Civil Protection Order & Permanent Restraining Order
Protection and restraining orders are used to prevent domestic violence, child abuse, assault, stalking, and harassment and are often necessary; however, when a marriage or relationship ends, false allegations of domestic violence or abuse are sometimes made to gain an advantage in a divorce or child custody case. At Aviso Law we pride ourselves on providing aggressive prosecution and defense of restraining orders, and we have the experience, skill and client-focused approach needed to make decisions that benefit you and your family.
The process: A person seeking a protection/restraining order must first apply to the court for a temporary order, which will set a return date for an evidentiary hearing to determine if the order should be made permanent. The temporary restraining order is made on the basis of the accuser’s testimony in a one-sided or ex parte hearing before a judge. The accused party is not informed of the hearing and does not have the right to be heard. They will have that opportunity at the later evidentiary hearing, which will usually take place within one to three weeks. The evidentiary hearing is the critical hearing for the accused party and should not be taken lightly. The person seeking the restraining order must prove by a preponderance of the evidence the accused party has committed acts constituting grounds for issuance of a civil protection order and that, unless restrained, they will continue to commit such acts or acts designed to intimidate or retaliate against the protected person. The person seeking the protective order does not have to show imminent danger from the accused party.
If the protection order becomes permanent, it can have serious and potentially career-ending consequences, and the advice and help of skilled, aggressive attorney at this point in the process is crucial to avoiding unwanted marks on your personal history and career.

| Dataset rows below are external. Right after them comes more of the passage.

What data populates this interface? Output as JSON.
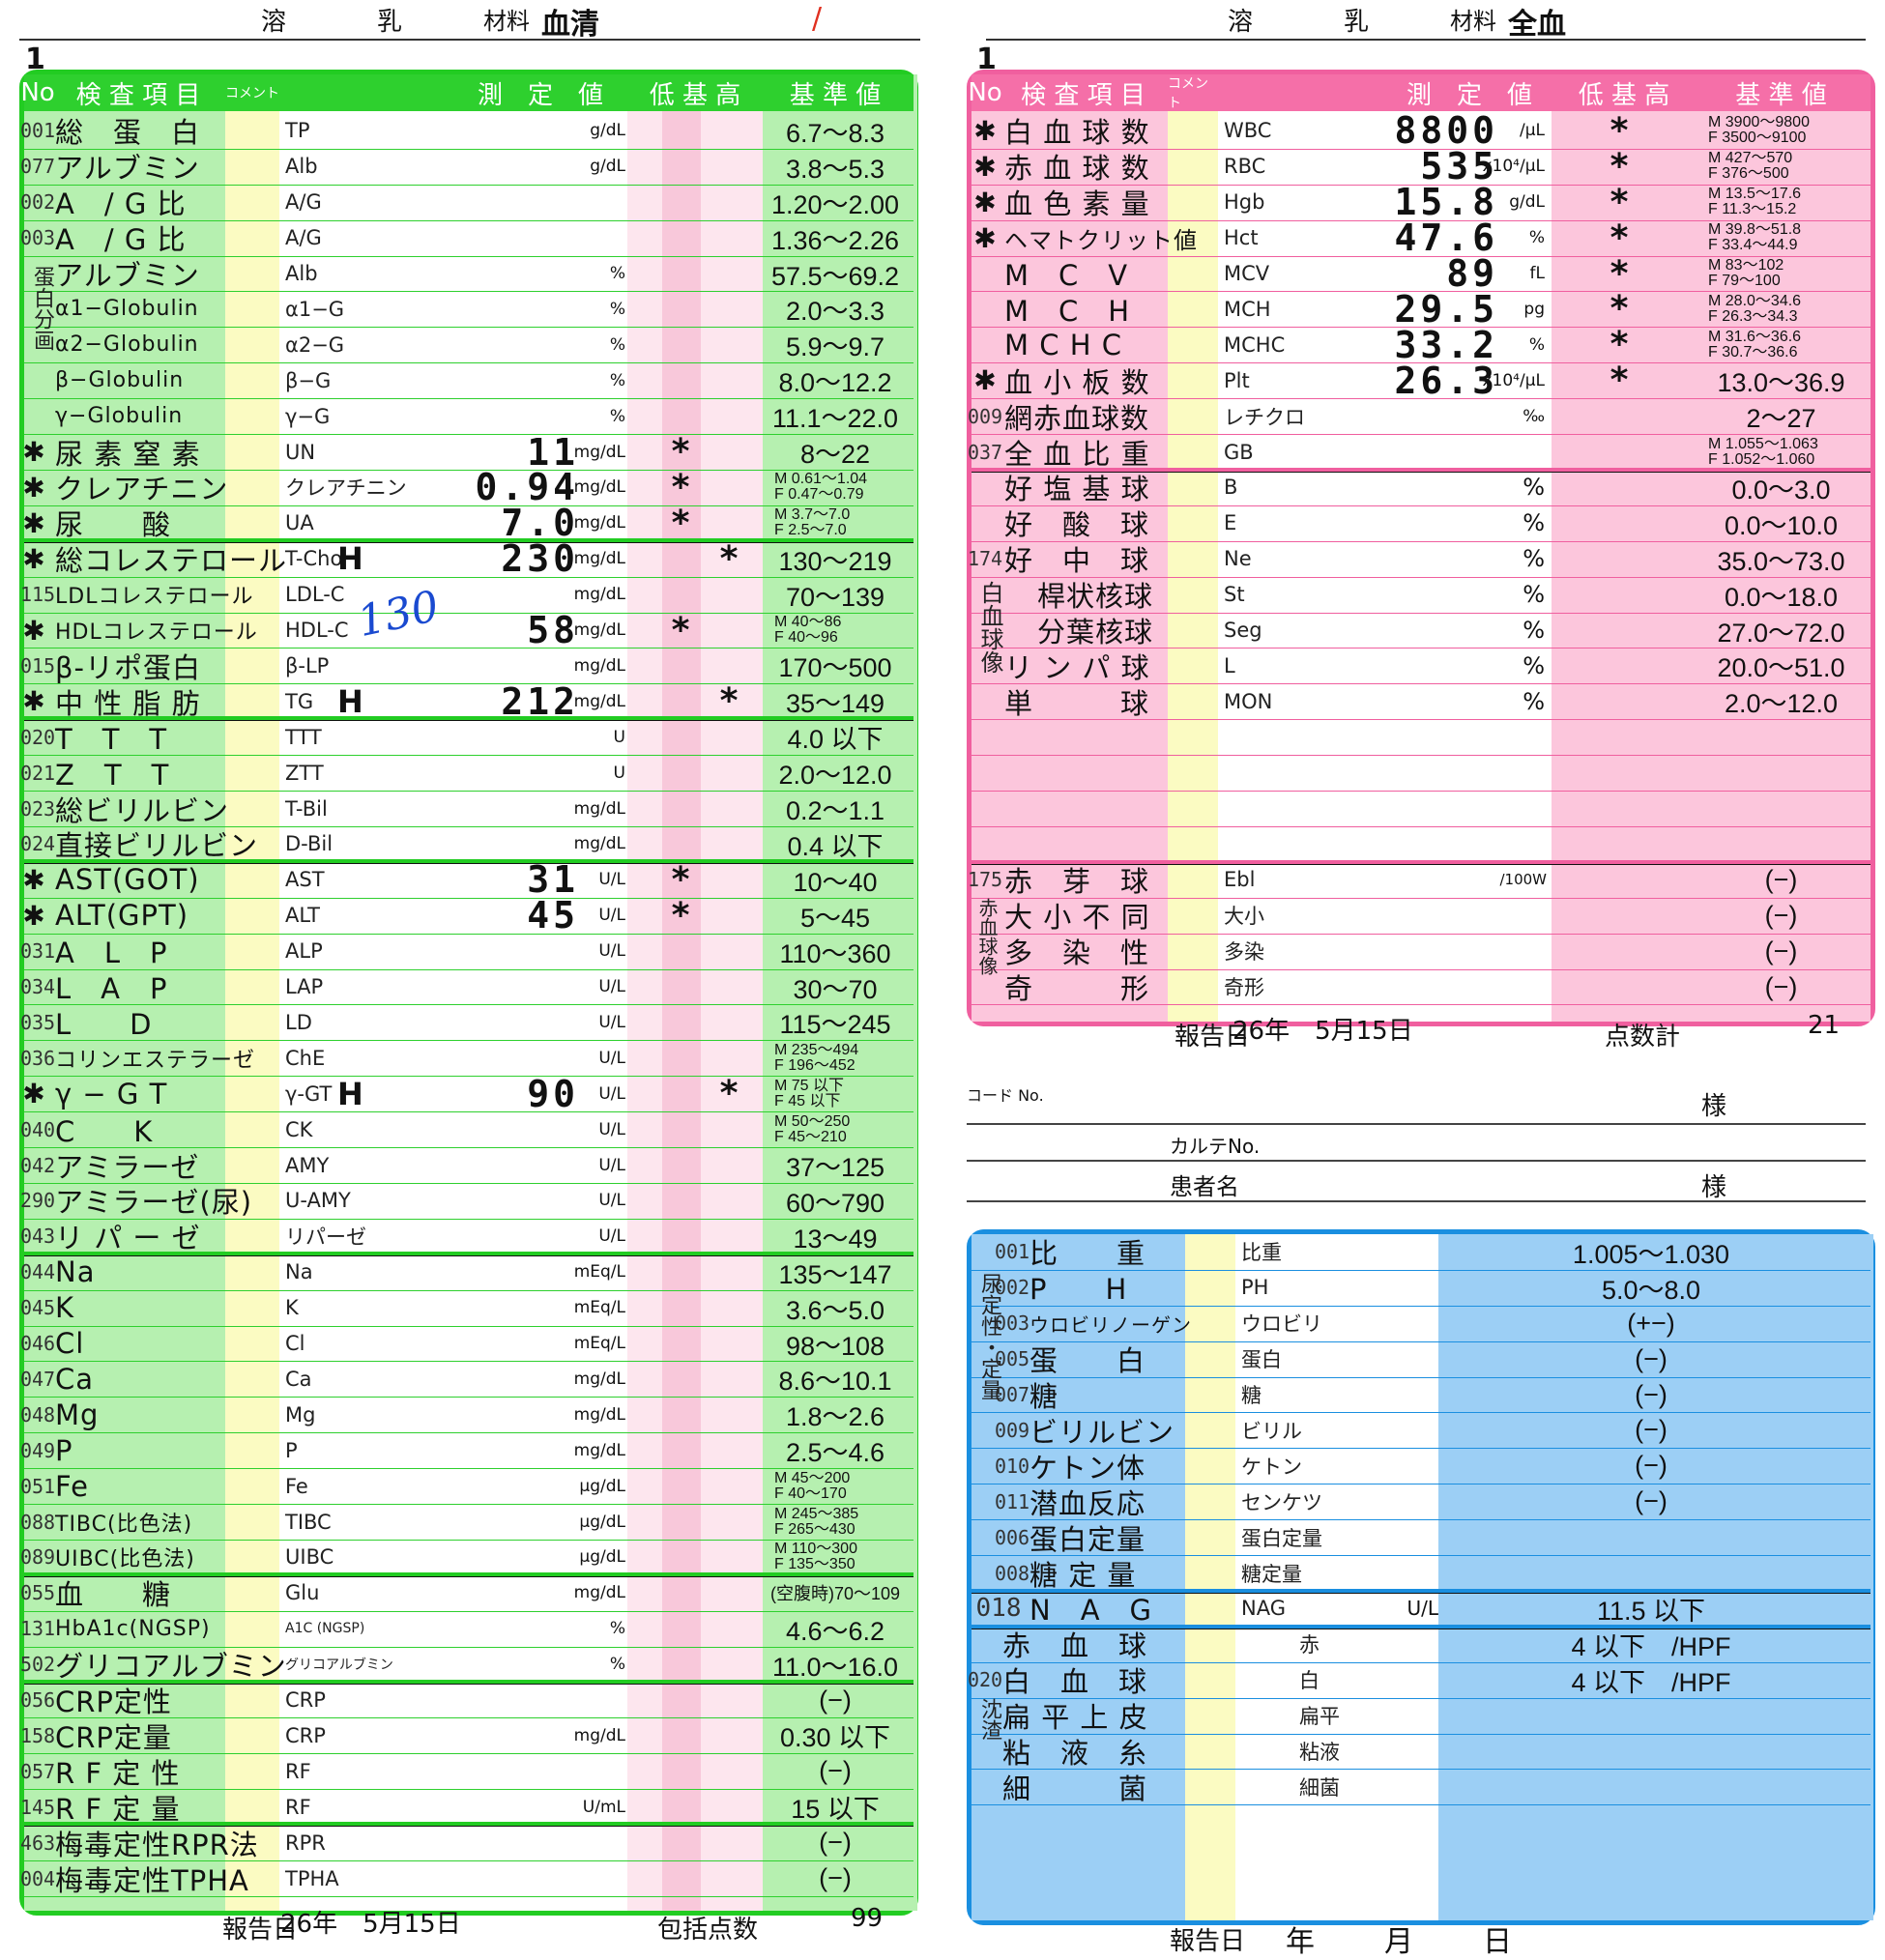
{
  "left": {
    "header": {
      "hemolysis": "溶",
      "chyle": "乳",
      "material_label": "材料",
      "material": "血清"
    },
    "page_no": "1",
    "columns": {
      "no": "No",
      "item": "検 査 項 目",
      "comment": "コメント",
      "value": "測　定　値",
      "lmh": "低 基 高",
      "ref": "基 準 値"
    },
    "rows": [
      {
        "no": "001",
        "name": "総　蛋　白",
        "code": "TP",
        "flag": "",
        "val": "",
        "unit": "g/dL",
        "ast": "",
        "ref": "6.7〜8.3",
        "mark": ""
      },
      {
        "no": "077",
        "name": "アルブミン",
        "code": "Alb",
        "flag": "",
        "val": "",
        "unit": "g/dL",
        "ast": "",
        "ref": "3.8〜5.3",
        "mark": ""
      },
      {
        "no": "002",
        "name": "A　/ G 比",
        "code": "A/G",
        "flag": "",
        "val": "",
        "unit": "",
        "ast": "",
        "ref": "1.20〜2.00",
        "mark": ""
      },
      {
        "no": "003",
        "name": "A　/ G 比",
        "code": "A/G",
        "flag": "",
        "val": "",
        "unit": "",
        "ast": "",
        "ref": "1.36〜2.26",
        "mark": ""
      },
      {
        "no": "",
        "name": "アルブミン",
        "code": "Alb",
        "flag": "",
        "val": "",
        "unit": "%",
        "ast": "",
        "ref": "57.5〜69.2",
        "mark": ""
      },
      {
        "no": "",
        "name": "α1−Globulin",
        "code": "α1−G",
        "flag": "",
        "val": "",
        "unit": "%",
        "ast": "",
        "ref": "2.0〜3.3",
        "mark": ""
      },
      {
        "no": "",
        "name": "α2−Globulin",
        "code": "α2−G",
        "flag": "",
        "val": "",
        "unit": "%",
        "ast": "",
        "ref": "5.9〜9.7",
        "mark": ""
      },
      {
        "no": "",
        "name": "β−Globulin",
        "code": "β−G",
        "flag": "",
        "val": "",
        "unit": "%",
        "ast": "",
        "ref": "8.0〜12.2",
        "mark": ""
      },
      {
        "no": "",
        "name": "γ−Globulin",
        "code": "γ−G",
        "flag": "",
        "val": "",
        "unit": "%",
        "ast": "",
        "ref": "11.1〜22.0",
        "mark": ""
      },
      {
        "no": "",
        "name": "尿 素 窒 素",
        "code": "UN",
        "flag": "",
        "val": "11",
        "unit": "mg/dL",
        "ast": "*",
        "ref": "8〜22",
        "mark": "✱"
      },
      {
        "no": "",
        "name": "クレアチニン",
        "code": "クレアチニン",
        "flag": "",
        "val": "0.94",
        "unit": "mg/dL",
        "ast": "*",
        "ref": "M 0.61〜1.04|F 0.47〜0.79",
        "mark": "✱"
      },
      {
        "no": "",
        "name": "尿　　酸",
        "code": "UA",
        "flag": "",
        "val": "7.0",
        "unit": "mg/dL",
        "ast": "*",
        "ref": "M 3.7〜7.0|F 2.5〜7.0",
        "mark": "✱"
      },
      {
        "no": "",
        "name": "総コレステロール",
        "code": "T-Cho",
        "flag": "H",
        "val": "230",
        "unit": "mg/dL",
        "ast": "*",
        "ref": "130〜219",
        "mark": "✱"
      },
      {
        "no": "115",
        "name": "LDLコレステロール",
        "code": "LDL-C",
        "flag": "",
        "val": "",
        "unit": "mg/dL",
        "ast": "",
        "ref": "70〜139",
        "mark": ""
      },
      {
        "no": "",
        "name": "HDLコレステロール",
        "code": "HDL-C",
        "flag": "",
        "val": "58",
        "unit": "mg/dL",
        "ast": "*",
        "ref": "M 40〜86|F 40〜96",
        "mark": "✱"
      },
      {
        "no": "015",
        "name": "β-リポ蛋白",
        "code": "β-LP",
        "flag": "",
        "val": "",
        "unit": "mg/dL",
        "ast": "",
        "ref": "170〜500",
        "mark": ""
      },
      {
        "no": "",
        "name": "中 性 脂 肪",
        "code": "TG",
        "flag": "H",
        "val": "212",
        "unit": "mg/dL",
        "ast": "*",
        "ref": "35〜149",
        "mark": "✱"
      },
      {
        "no": "020",
        "name": "T　T　T",
        "code": "TTT",
        "flag": "",
        "val": "",
        "unit": "U",
        "ast": "",
        "ref": "4.0 以下",
        "mark": ""
      },
      {
        "no": "021",
        "name": "Z　T　T",
        "code": "ZTT",
        "flag": "",
        "val": "",
        "unit": "U",
        "ast": "",
        "ref": "2.0〜12.0",
        "mark": ""
      },
      {
        "no": "023",
        "name": "総ビリルビン",
        "code": "T-Bil",
        "flag": "",
        "val": "",
        "unit": "mg/dL",
        "ast": "",
        "ref": "0.2〜1.1",
        "mark": ""
      },
      {
        "no": "024",
        "name": "直接ビリルビン",
        "code": "D-Bil",
        "flag": "",
        "val": "",
        "unit": "mg/dL",
        "ast": "",
        "ref": "0.4 以下",
        "mark": ""
      },
      {
        "no": "",
        "name": "AST(GOT)",
        "code": "AST",
        "flag": "",
        "val": "31",
        "unit": "U/L",
        "ast": "*",
        "ref": "10〜40",
        "mark": "✱"
      },
      {
        "no": "",
        "name": "ALT(GPT)",
        "code": "ALT",
        "flag": "",
        "val": "45",
        "unit": "U/L",
        "ast": "*",
        "ref": "5〜45",
        "mark": "✱"
      },
      {
        "no": "031",
        "name": "A　L　P",
        "code": "ALP",
        "flag": "",
        "val": "",
        "unit": "U/L",
        "ast": "",
        "ref": "110〜360",
        "mark": ""
      },
      {
        "no": "034",
        "name": "L　A　P",
        "code": "LAP",
        "flag": "",
        "val": "",
        "unit": "U/L",
        "ast": "",
        "ref": "30〜70",
        "mark": ""
      },
      {
        "no": "035",
        "name": "L　　D",
        "code": "LD",
        "flag": "",
        "val": "",
        "unit": "U/L",
        "ast": "",
        "ref": "115〜245",
        "mark": ""
      },
      {
        "no": "036",
        "name": "コリンエステラーゼ",
        "code": "ChE",
        "flag": "",
        "val": "",
        "unit": "U/L",
        "ast": "",
        "ref": "M 235〜494|F 196〜452",
        "mark": ""
      },
      {
        "no": "",
        "name": "γ − G T",
        "code": "γ-GT",
        "flag": "H",
        "val": "90",
        "unit": "U/L",
        "ast": "*",
        "ref": "M 75 以下|F 45 以下",
        "mark": "✱"
      },
      {
        "no": "040",
        "name": "C　　K",
        "code": "CK",
        "flag": "",
        "val": "",
        "unit": "U/L",
        "ast": "",
        "ref": "M 50〜250|F 45〜210",
        "mark": ""
      },
      {
        "no": "042",
        "name": "アミラーゼ",
        "code": "AMY",
        "flag": "",
        "val": "",
        "unit": "U/L",
        "ast": "",
        "ref": "37〜125",
        "mark": ""
      },
      {
        "no": "290",
        "name": "アミラーゼ(尿)",
        "code": "U-AMY",
        "flag": "",
        "val": "",
        "unit": "U/L",
        "ast": "",
        "ref": "60〜790",
        "mark": ""
      },
      {
        "no": "043",
        "name": "リ パ ー ゼ",
        "code": "リパーゼ",
        "flag": "",
        "val": "",
        "unit": "U/L",
        "ast": "",
        "ref": "13〜49",
        "mark": ""
      },
      {
        "no": "044",
        "name": "Na",
        "code": "Na",
        "flag": "",
        "val": "",
        "unit": "mEq/L",
        "ast": "",
        "ref": "135〜147",
        "mark": ""
      },
      {
        "no": "045",
        "name": "K",
        "code": "K",
        "flag": "",
        "val": "",
        "unit": "mEq/L",
        "ast": "",
        "ref": "3.6〜5.0",
        "mark": ""
      },
      {
        "no": "046",
        "name": "Cl",
        "code": "Cl",
        "flag": "",
        "val": "",
        "unit": "mEq/L",
        "ast": "",
        "ref": "98〜108",
        "mark": ""
      },
      {
        "no": "047",
        "name": "Ca",
        "code": "Ca",
        "flag": "",
        "val": "",
        "unit": "mg/dL",
        "ast": "",
        "ref": "8.6〜10.1",
        "mark": ""
      },
      {
        "no": "048",
        "name": "Mg",
        "code": "Mg",
        "flag": "",
        "val": "",
        "unit": "mg/dL",
        "ast": "",
        "ref": "1.8〜2.6",
        "mark": ""
      },
      {
        "no": "049",
        "name": "P",
        "code": "P",
        "flag": "",
        "val": "",
        "unit": "mg/dL",
        "ast": "",
        "ref": "2.5〜4.6",
        "mark": ""
      },
      {
        "no": "051",
        "name": "Fe",
        "code": "Fe",
        "flag": "",
        "val": "",
        "unit": "μg/dL",
        "ast": "",
        "ref": "M 45〜200|F 40〜170",
        "mark": ""
      },
      {
        "no": "088",
        "name": "TIBC(比色法)",
        "code": "TIBC",
        "flag": "",
        "val": "",
        "unit": "μg/dL",
        "ast": "",
        "ref": "M 245〜385|F 265〜430",
        "mark": ""
      },
      {
        "no": "089",
        "name": "UIBC(比色法)",
        "code": "UIBC",
        "flag": "",
        "val": "",
        "unit": "μg/dL",
        "ast": "",
        "ref": "M 110〜300|F 135〜350",
        "mark": ""
      },
      {
        "no": "055",
        "name": "血　　糖",
        "code": "Glu",
        "flag": "",
        "val": "",
        "unit": "mg/dL",
        "ast": "",
        "ref": "(空腹時)70〜109",
        "mark": ""
      },
      {
        "no": "131",
        "name": "HbA1c(NGSP)",
        "code": "A1C (NGSP)",
        "flag": "",
        "val": "",
        "unit": "%",
        "ast": "",
        "ref": "4.6〜6.2",
        "mark": ""
      },
      {
        "no": "502",
        "name": "グリコアルブミン",
        "code": "グリコアルブミン",
        "flag": "",
        "val": "",
        "unit": "%",
        "ast": "",
        "ref": "11.0〜16.0",
        "mark": ""
      },
      {
        "no": "056",
        "name": "CRP定性",
        "code": "CRP",
        "flag": "",
        "val": "",
        "unit": "",
        "ast": "",
        "ref": "(−)",
        "mark": ""
      },
      {
        "no": "158",
        "name": "CRP定量",
        "code": "CRP",
        "flag": "",
        "val": "",
        "unit": "mg/dL",
        "ast": "",
        "ref": "0.30 以下",
        "mark": ""
      },
      {
        "no": "057",
        "name": "R F 定 性",
        "code": "RF",
        "flag": "",
        "val": "",
        "unit": "",
        "ast": "",
        "ref": "(−)",
        "mark": ""
      },
      {
        "no": "145",
        "name": "R F 定 量",
        "code": "RF",
        "flag": "",
        "val": "",
        "unit": "U/mL",
        "ast": "",
        "ref": "15 以下",
        "mark": ""
      },
      {
        "no": "463",
        "name": "梅毒定性RPR法",
        "code": "RPR",
        "flag": "",
        "val": "",
        "unit": "",
        "ast": "",
        "ref": "(−)",
        "mark": ""
      },
      {
        "no": "004",
        "name": "梅毒定性TPHA",
        "code": "TPHA",
        "flag": "",
        "val": "",
        "unit": "",
        "ast": "",
        "ref": "(−)",
        "mark": ""
      }
    ],
    "side_label": "蛋白分画",
    "handwritten": "130",
    "footer": {
      "report_label": "報告日",
      "report_date": "26年　5月15日",
      "points_label": "包括点数",
      "points": "99"
    }
  },
  "right": {
    "header": {
      "hemolysis": "溶",
      "chyle": "乳",
      "material_label": "材料",
      "material": "全血"
    },
    "page_no": "1",
    "columns": {
      "no": "No",
      "item": "検 査 項 目",
      "comment": "コメント",
      "value": "測　定　値",
      "lmh": "低 基 高",
      "ref": "基 準 値"
    },
    "rows": [
      {
        "no": "",
        "name": "白 血 球 数",
        "code": "WBC",
        "val": "8800",
        "unit": "/μL",
        "ast": "*",
        "ref": "M 3900〜9800|F 3500〜9100",
        "mark": "✱"
      },
      {
        "no": "",
        "name": "赤 血 球 数",
        "code": "RBC",
        "val": "535",
        "unit": "x10⁴/μL",
        "ast": "*",
        "ref": "M 427〜570|F 376〜500",
        "mark": "✱"
      },
      {
        "no": "",
        "name": "血 色 素 量",
        "code": "Hgb",
        "val": "15.8",
        "unit": "g/dL",
        "ast": "*",
        "ref": "M 13.5〜17.6|F 11.3〜15.2",
        "mark": "✱"
      },
      {
        "no": "",
        "name": "ヘマトクリット値",
        "code": "Hct",
        "val": "47.6",
        "unit": "%",
        "ast": "*",
        "ref": "M 39.8〜51.8|F 33.4〜44.9",
        "mark": "✱"
      },
      {
        "no": "",
        "name": "M　C　V",
        "code": "MCV",
        "val": "89",
        "unit": "fL",
        "ast": "*",
        "ref": "M 83〜102|F 79〜100",
        "mark": ""
      },
      {
        "no": "",
        "name": "M　C　H",
        "code": "MCH",
        "val": "29.5",
        "unit": "pg",
        "ast": "*",
        "ref": "M 28.0〜34.6|F 26.3〜34.3",
        "mark": ""
      },
      {
        "no": "",
        "name": "M C H C",
        "code": "MCHC",
        "val": "33.2",
        "unit": "%",
        "ast": "*",
        "ref": "M 31.6〜36.6|F 30.7〜36.6",
        "mark": ""
      },
      {
        "no": "",
        "name": "血 小 板 数",
        "code": "Plt",
        "val": "26.3",
        "unit": "x10⁴/μL",
        "ast": "*",
        "ref": "13.0〜36.9",
        "mark": "✱"
      },
      {
        "no": "009",
        "name": "網赤血球数",
        "code": "レチクロ",
        "val": "",
        "unit": "‰",
        "ast": "",
        "ref": "2〜27",
        "mark": ""
      },
      {
        "no": "037",
        "name": "全 血 比 重",
        "code": "GB",
        "val": "",
        "unit": "",
        "ast": "",
        "ref": "M 1.055〜1.063|F 1.052〜1.060",
        "mark": ""
      }
    ],
    "diff_rows": [
      {
        "name": "好 塩 基 球",
        "code": "B",
        "unit": "%",
        "ref": "0.0〜3.0"
      },
      {
        "name": "好　酸　球",
        "code": "E",
        "unit": "%",
        "ref": "0.0〜10.0"
      },
      {
        "name": "好　中　球",
        "code": "Ne",
        "unit": "%",
        "ref": "35.0〜73.0"
      },
      {
        "name": "桿状核球",
        "code": "St",
        "unit": "%",
        "ref": "0.0〜18.0"
      },
      {
        "name": "分葉核球",
        "code": "Seg",
        "unit": "%",
        "ref": "27.0〜72.0"
      },
      {
        "name": "リ ン パ 球",
        "code": "L",
        "unit": "%",
        "ref": "20.0〜51.0"
      },
      {
        "name": "単　　　球",
        "code": "MON",
        "unit": "%",
        "ref": "2.0〜12.0"
      }
    ],
    "diff_no": "174",
    "diff_label": "白血球像",
    "morph_no": "175",
    "morph_label": "赤血球像",
    "morph_rows": [
      {
        "name": "赤　芽　球",
        "code": "Ebl",
        "unit": "/100W",
        "ref": "(−)"
      },
      {
        "name": "大 小 不 同",
        "code": "大小",
        "unit": "",
        "ref": "(−)"
      },
      {
        "name": "多　染　性",
        "code": "多染",
        "unit": "",
        "ref": "(−)"
      },
      {
        "name": "奇　　　形",
        "code": "奇形",
        "unit": "",
        "ref": "(−)"
      }
    ],
    "footer": {
      "report_label": "報告日",
      "report_date": "26年　5月15日",
      "points_label": "点数計",
      "points": "21"
    },
    "patient": {
      "code_label": "コード No.",
      "sama1": "様",
      "chart_label": "カルテNo.",
      "name_label": "患者名",
      "sama2": "様"
    },
    "urine_rows": [
      {
        "no": "001",
        "name": "比　　重",
        "code": "比重",
        "ref": "1.005〜1.030"
      },
      {
        "no": "002",
        "name": "P　　H",
        "code": "PH",
        "ref": "5.0〜8.0"
      },
      {
        "no": "003",
        "name": "ウロビリノーゲン",
        "code": "ウロビリ",
        "ref": "(+−)"
      },
      {
        "no": "005",
        "name": "蛋　　白",
        "code": "蛋白",
        "ref": "(−)"
      },
      {
        "no": "007",
        "name": "糖",
        "code": "糖",
        "ref": "(−)"
      },
      {
        "no": "009",
        "name": "ビリルビン",
        "code": "ビリル",
        "ref": "(−)"
      },
      {
        "no": "010",
        "name": "ケトン体",
        "code": "ケトン",
        "ref": "(−)"
      },
      {
        "no": "011",
        "name": "潜血反応",
        "code": "センケツ",
        "ref": "(−)"
      },
      {
        "no": "006",
        "name": "蛋白定量",
        "code": "蛋白定量",
        "ref": ""
      },
      {
        "no": "008",
        "name": "糖 定 量",
        "code": "糖定量",
        "ref": ""
      }
    ],
    "urine_label": "尿定性・定量",
    "nag": {
      "no": "018",
      "name": "N　A　G",
      "code": "NAG",
      "unit": "U/L",
      "ref": "11.5 以下"
    },
    "sed_no": "020",
    "sed_label": "沈渣",
    "sed_rows": [
      {
        "name": "赤　血　球",
        "code": "赤",
        "ref": "4 以下　/HPF"
      },
      {
        "name": "白　血　球",
        "code": "白",
        "ref": "4 以下　/HPF"
      },
      {
        "name": "扁 平 上 皮",
        "code": "扁平",
        "ref": ""
      },
      {
        "name": "粘　液　糸",
        "code": "粘液",
        "ref": ""
      },
      {
        "name": "細　　　菌",
        "code": "細菌",
        "ref": ""
      }
    ],
    "footer2": {
      "report_label": "報告日",
      "report_date": "年　　月　　日"
    }
  }
}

For the military member, the consequences of a permanent protection order can jeopardize their military career. The Lautenberg Amendment, in part, attempts to prevent those convicted of domestic violence from owning or possessing guns or ammunition. If a military member receives a permanent protection order, it could result in the military member not being allowed to carry a weapon and may subject them to administrative separation. At Aviso, we’ve spent years learning the ins and outs of the legal system and have the drive and knowledge to effectively represent military members in these and other difficult situations.